Managing startup investments is essentially managing risk, and Marc Andreessen has an interesting theory on how to model it.
Marc Andreessen — co-founder of Andreessen Horowitz, one of Silicon Valley’s most influential venture firms — uses something called the Onion Theory of Risk to evaluate startups and decide when and how much to invest. It offers a surprisingly systematic lens through which to understand how startups raise capital, hit milestones, and ultimately survive.

“On day one, a startup has every conceivable kind of risk. You can basically just make a list of the risks,” Andreessen explains. “You’ve got founding team risk — are the founders going to be able to work together? Do you have the right founders? You’re going to have product risk — can you build a product? You’ll have technical risk, which is maybe you need a machine learning breakthrough or something to make it work. Are you going to be able to do that? You’ll have launch risk — will the launch go well? You’ll have market acceptance risk. You’ll have revenue risk.”
The list keeps growing. “A big risk you get into in a lot of businesses that have a sales force is: can you actually sell the product for enough money to actually pay for the cost of sale? So you have cost of sale risk. If you’re a consumer product, you’ll have viral growth risk.”
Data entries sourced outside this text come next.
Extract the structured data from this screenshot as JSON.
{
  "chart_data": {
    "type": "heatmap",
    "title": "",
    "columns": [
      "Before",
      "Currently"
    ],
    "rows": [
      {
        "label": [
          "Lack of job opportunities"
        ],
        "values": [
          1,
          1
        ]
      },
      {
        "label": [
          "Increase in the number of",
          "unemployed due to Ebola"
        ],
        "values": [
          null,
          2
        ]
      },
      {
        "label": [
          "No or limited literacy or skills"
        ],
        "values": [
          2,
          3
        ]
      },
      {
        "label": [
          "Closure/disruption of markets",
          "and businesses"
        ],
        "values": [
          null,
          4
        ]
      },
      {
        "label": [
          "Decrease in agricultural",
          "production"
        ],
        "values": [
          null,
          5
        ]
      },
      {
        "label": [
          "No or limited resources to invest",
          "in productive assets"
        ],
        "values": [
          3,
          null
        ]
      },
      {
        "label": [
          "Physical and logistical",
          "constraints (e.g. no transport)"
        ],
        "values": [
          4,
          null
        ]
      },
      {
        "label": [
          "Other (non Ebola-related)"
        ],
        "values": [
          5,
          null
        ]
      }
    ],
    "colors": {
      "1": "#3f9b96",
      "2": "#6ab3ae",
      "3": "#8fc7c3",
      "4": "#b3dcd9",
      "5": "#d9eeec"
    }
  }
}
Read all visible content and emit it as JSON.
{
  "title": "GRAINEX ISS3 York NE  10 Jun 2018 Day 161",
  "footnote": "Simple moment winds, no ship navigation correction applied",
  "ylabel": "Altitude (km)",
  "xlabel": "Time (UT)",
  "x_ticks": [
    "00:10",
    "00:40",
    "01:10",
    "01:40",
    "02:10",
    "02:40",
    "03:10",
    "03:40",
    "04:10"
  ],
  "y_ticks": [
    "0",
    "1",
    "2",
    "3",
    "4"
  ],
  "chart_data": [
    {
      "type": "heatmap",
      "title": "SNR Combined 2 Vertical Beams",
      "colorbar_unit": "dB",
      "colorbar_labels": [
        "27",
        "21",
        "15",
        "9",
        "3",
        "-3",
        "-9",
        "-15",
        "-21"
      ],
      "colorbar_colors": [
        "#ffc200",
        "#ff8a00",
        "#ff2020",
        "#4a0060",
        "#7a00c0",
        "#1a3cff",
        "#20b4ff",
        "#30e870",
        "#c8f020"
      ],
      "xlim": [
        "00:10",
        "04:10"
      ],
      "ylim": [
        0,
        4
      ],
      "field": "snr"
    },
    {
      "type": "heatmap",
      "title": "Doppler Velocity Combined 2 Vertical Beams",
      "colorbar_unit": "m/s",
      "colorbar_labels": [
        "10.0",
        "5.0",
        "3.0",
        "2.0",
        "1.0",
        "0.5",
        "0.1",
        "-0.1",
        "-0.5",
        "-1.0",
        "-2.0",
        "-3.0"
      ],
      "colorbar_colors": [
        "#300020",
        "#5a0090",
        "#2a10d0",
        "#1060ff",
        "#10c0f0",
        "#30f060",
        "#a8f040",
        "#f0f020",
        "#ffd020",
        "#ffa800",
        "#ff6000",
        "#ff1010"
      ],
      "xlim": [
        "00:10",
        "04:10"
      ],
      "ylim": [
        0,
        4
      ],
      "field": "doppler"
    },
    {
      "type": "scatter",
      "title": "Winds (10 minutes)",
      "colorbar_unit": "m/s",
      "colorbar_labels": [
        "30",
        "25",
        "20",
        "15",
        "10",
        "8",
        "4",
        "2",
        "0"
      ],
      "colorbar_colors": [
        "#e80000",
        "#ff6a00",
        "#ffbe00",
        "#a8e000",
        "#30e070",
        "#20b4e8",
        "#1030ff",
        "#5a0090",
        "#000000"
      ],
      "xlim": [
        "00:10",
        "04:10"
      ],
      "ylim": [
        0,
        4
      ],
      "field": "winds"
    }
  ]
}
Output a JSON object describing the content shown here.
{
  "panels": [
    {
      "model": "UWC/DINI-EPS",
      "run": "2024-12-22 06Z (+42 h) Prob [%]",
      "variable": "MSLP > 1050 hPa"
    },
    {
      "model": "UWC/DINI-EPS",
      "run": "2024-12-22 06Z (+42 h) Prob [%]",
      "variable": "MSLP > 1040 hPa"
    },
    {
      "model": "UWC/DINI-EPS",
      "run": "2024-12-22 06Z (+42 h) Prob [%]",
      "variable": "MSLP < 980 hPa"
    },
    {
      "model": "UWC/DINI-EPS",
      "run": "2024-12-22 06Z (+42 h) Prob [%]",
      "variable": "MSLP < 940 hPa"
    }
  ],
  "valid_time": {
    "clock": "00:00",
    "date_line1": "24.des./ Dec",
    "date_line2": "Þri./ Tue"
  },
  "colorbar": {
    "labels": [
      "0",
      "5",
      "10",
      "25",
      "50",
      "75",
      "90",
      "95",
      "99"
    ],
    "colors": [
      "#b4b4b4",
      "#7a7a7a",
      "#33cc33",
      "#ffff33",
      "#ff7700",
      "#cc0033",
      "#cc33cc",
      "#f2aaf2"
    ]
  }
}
Once you have the full list, the framework kicks in. “The way that I always think about running a startup is also the way I think about raising money, which is it’s a process of peeling away layers of risk as you go. You raise seed money in order to peel away the first two or three risks — the founding team risk, the product risk, maybe the initial launch risk. You raise the A round to peel away the next level of product risk. Maybe you peel away some recruiting risk because you get your full engineering team built. Maybe you peel away some customer risk because you get your first five beta customers.”
The implication for fundraising is direct: each round should correspond to a specific set of risks eliminated, not just a number on a term sheet. “The way to think about it is you’re peeling away risk as you go. You’re peeling away risk by achieving milestones. And then as you achieve milestones, you’re both making progress in your business and you’re justifying raising more capital.”
When pitching a B round to a firm like a16z, Andreessen says the winning approach is simple narrative discipline: “You say, ‘Okay, I raised the seed round — I achieved these milestones, I eliminated these risks. I raised the A round, I achieved these milestones, I eliminated these risks. Now I’m going to raise a B round — here are my milestones, here are my risks. And then by the time I go to raise a C round, here’s the state that I’ll be in.’ And then you calibrate the amount of money that you raise to the risks that you’re pulling out of the business.”
Andreessen acknowledges the framework might sound basic, but he makes the case for it precisely because of how rarely it’s followed: “I go through all this because it’s a systematic way to think about how the money gets raised and deployed as compared to so much of what’s happening, especially these days, which is just: ‘Oh my God, let me go raise as much money as I can. Let me go build the fancy offices. Let me go hire as many people as I can and just kind of hope for the best.'”
The cautionary note at the end of Andreessen’s remarks is the part most worth dwelling on. The “raise as much as possible and hope for the best” instinct isn’t a straw man — it has defined entire eras of startup funding. WeWork became the most cited example of what happens when capital outpaces risk elimination: the company raised billions while foundational risks around unit economics, governance, and the basic viability of its business model remained entirely unpeeled. SoftBank’s Masayoshi Son, who ploughed $18.5 billion into the company, later called the investment a straightforward mistake in judgment.
The Onion Theory reframes what milestones are actually for. They aren’t just growth metrics to impress the next investor — they are proof that specific risks no longer exist. A seed round that doesn’t resolve founding team dynamics or basic product viability hasn’t done its job, regardless of how much runway it buys. This is also why startups that raise oversized rounds early can paradoxically end up in worse shape: the capital masks unresolved risk rather than eliminating it, and the cash burn continues against a backdrop of compounding unknowns.
In the current AI investment cycle, where capital is again flowing abundantly into companies with enormous technical and market uncertainty, Andreessen’s framework is a useful corrective. The risks haven’t gone away — they’ve just been temporarily obscured by enthusiasm. Founders and investors who can name them precisely, and structure their capital raises around eliminating them layer by layer, are the ones most likely to still be standing when the cycle turns.